LJ: How can readers protect themselves from digital tracking?
BT: Most apps these days are pretty customizable. I think Apple and increasingly Google have made it more clear and easy to stop certain apps from having permissions. I'd certainly not grant apps permission to have your location, I'd also watch your contact settings and your camera roll. At the very least, don't let them have 24/7 information, click the setting that allows [access] when open.
If you want to protect the contents of your communications, there are many consumer-friendly, privacy-oriented messaging services. Apple's iMessage is well-encrypted. WhatsApp and Signal are fine, and WhatsApp collects a lot of metadata, but the content of your messages is still secure. On the email side, there is Protonmail, Tuta, and a few other encrypted email providers. You could use a virtual private network (VPN) though, of course, you have to trust the VPN.
Philosophically, I would encourage everybody to return to the basics of capitalism in the digital sphere. A lot of people are very reluctant to pay for apps. I think that this entire world is built on consumer reluctance to pay for things. Apps aren't free to make: you have to pay coders, you have to rent server space, you have to hire a lawyer to draw up the Terms of Service and Privacy Policy.

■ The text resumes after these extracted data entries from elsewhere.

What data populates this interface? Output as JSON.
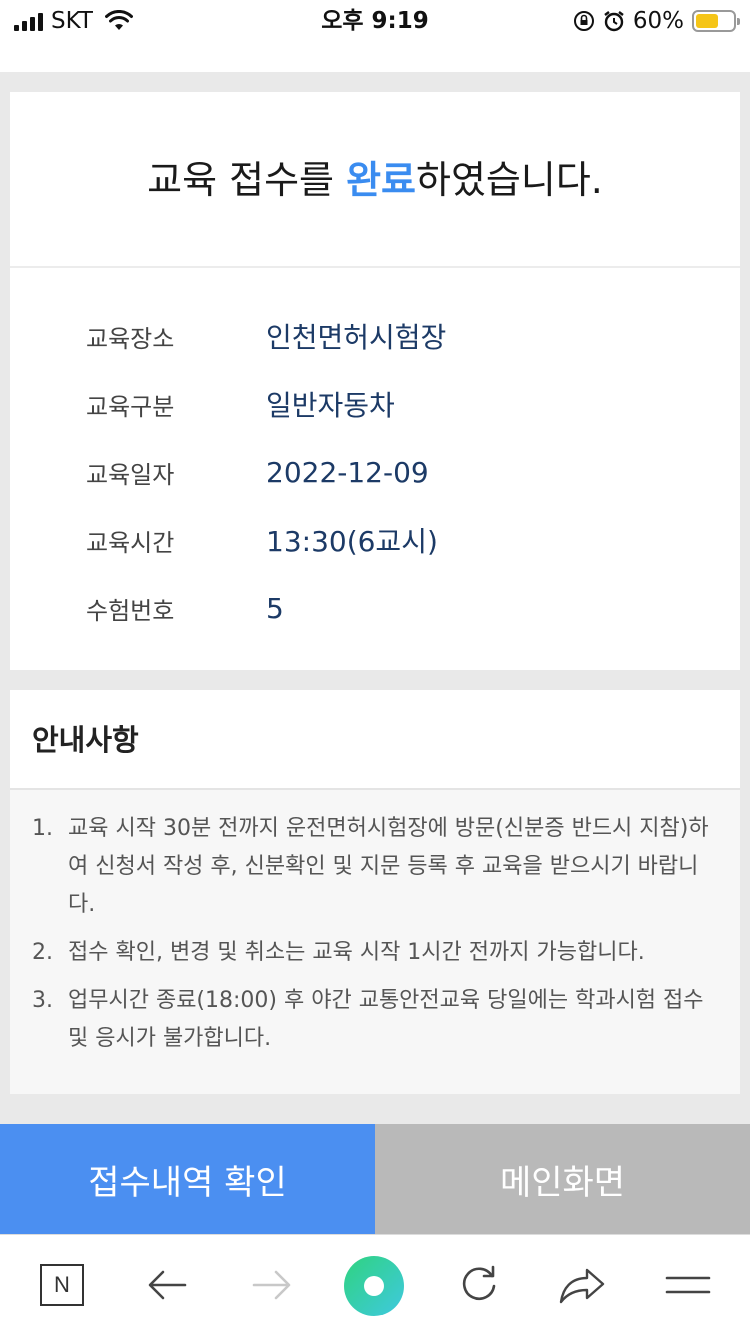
{
  "status_bar": {
    "carrier": "SKT",
    "time": "오후 9:19",
    "battery": "60%"
  },
  "complete": {
    "title_prefix": "교육 접수를 ",
    "title_highlight": "완료",
    "title_suffix": "하였습니다.",
    "rows": [
      {
        "label": "교육장소",
        "value": "인천면허시험장"
      },
      {
        "label": "교육구분",
        "value": "일반자동차"
      },
      {
        "label": "교육일자",
        "value": "2022-12-09"
      },
      {
        "label": "교육시간",
        "value": "13:30(6교시)"
      },
      {
        "label": "수험번호",
        "value": "5"
      }
    ]
  },
  "notice": {
    "title": "안내사항",
    "items": [
      {
        "num": "1.",
        "text": "교육 시작 30분 전까지 운전면허시험장에 방문(신분증 반드시 지참)하여 신청서 작성 후, 신분확인 및 지문 등록 후 교육을 받으시기 바랍니다."
      },
      {
        "num": "2.",
        "text": "접수 확인, 변경 및 취소는 교육 시작 1시간 전까지 가능합니다."
      },
      {
        "num": "3.",
        "text": "업무시간 종료(18:00) 후 야간 교통안전교육 당일에는 학과시험 접수 및 응시가 불가합니다."
      }
    ]
  },
  "buttons": {
    "primary": "접수내역 확인",
    "secondary": "메인화면"
  },
  "toolbar": {
    "naver_label": "N"
  },
  "colors": {
    "accent": "#3a8cf0",
    "primary_button": "#4b8ff1",
    "secondary_button": "#b9b9b9",
    "value_text": "#1c3a66"
  }
}
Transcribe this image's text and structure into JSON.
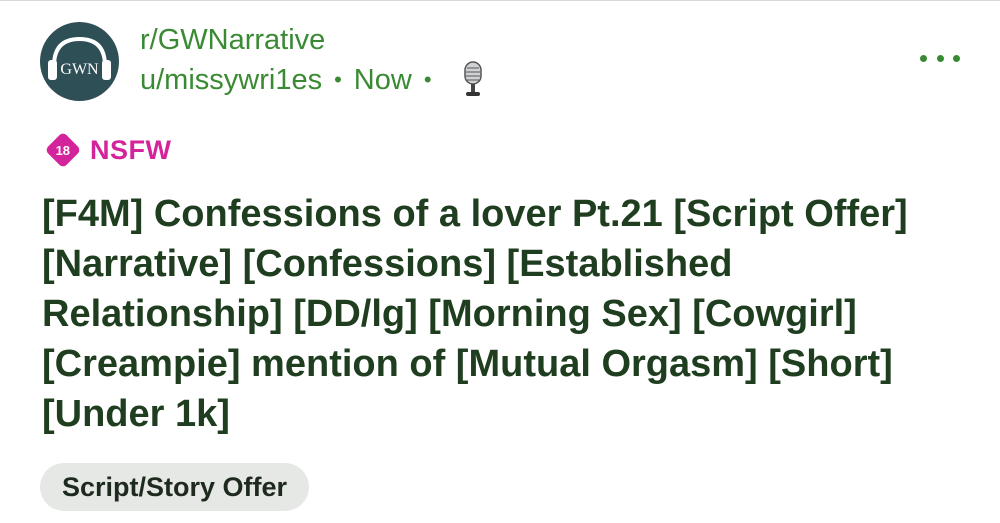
{
  "header": {
    "avatar_text": "GWN",
    "subreddit": "r/GWNarrative",
    "username": "u/missywri1es",
    "separator": "•",
    "time": "Now",
    "mic_icon": "microphone-icon",
    "more_icon": "more-options-icon"
  },
  "nsfw": {
    "badge": "18",
    "label": "NSFW",
    "color": "#d4249b"
  },
  "post": {
    "title": "[F4M] Confessions of a lover Pt.21 [Script Offer] [Narrative] [Confessions] [Established Relationship] [DD/lg] [Morning Sex] [Cowgirl] [Creampie] mention of [Mutual Orgasm] [Short] [Under 1k]",
    "flair": "Script/Story Offer"
  },
  "colors": {
    "accent_green": "#3a8a34",
    "title_text": "#1f3d1f",
    "flair_bg": "#e6e8e6",
    "avatar_bg": "#2f4f57"
  }
}
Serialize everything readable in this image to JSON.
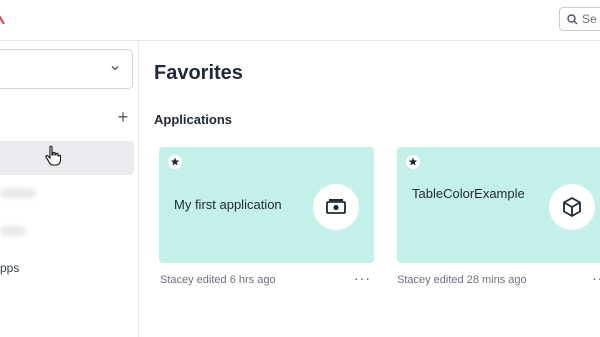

When developers can't count on money from the public, that is when they turn to do these sneaky things. That is where this data market sprung up. I would very strongly encourage people to be more mindful of the fact that free is not free, and that they will be monetized if they're unwilling to pay. I think that the Internet is healthier when people are willing to pay for content and developers get paid directly from the consumer, instead of turning the consumer into the product.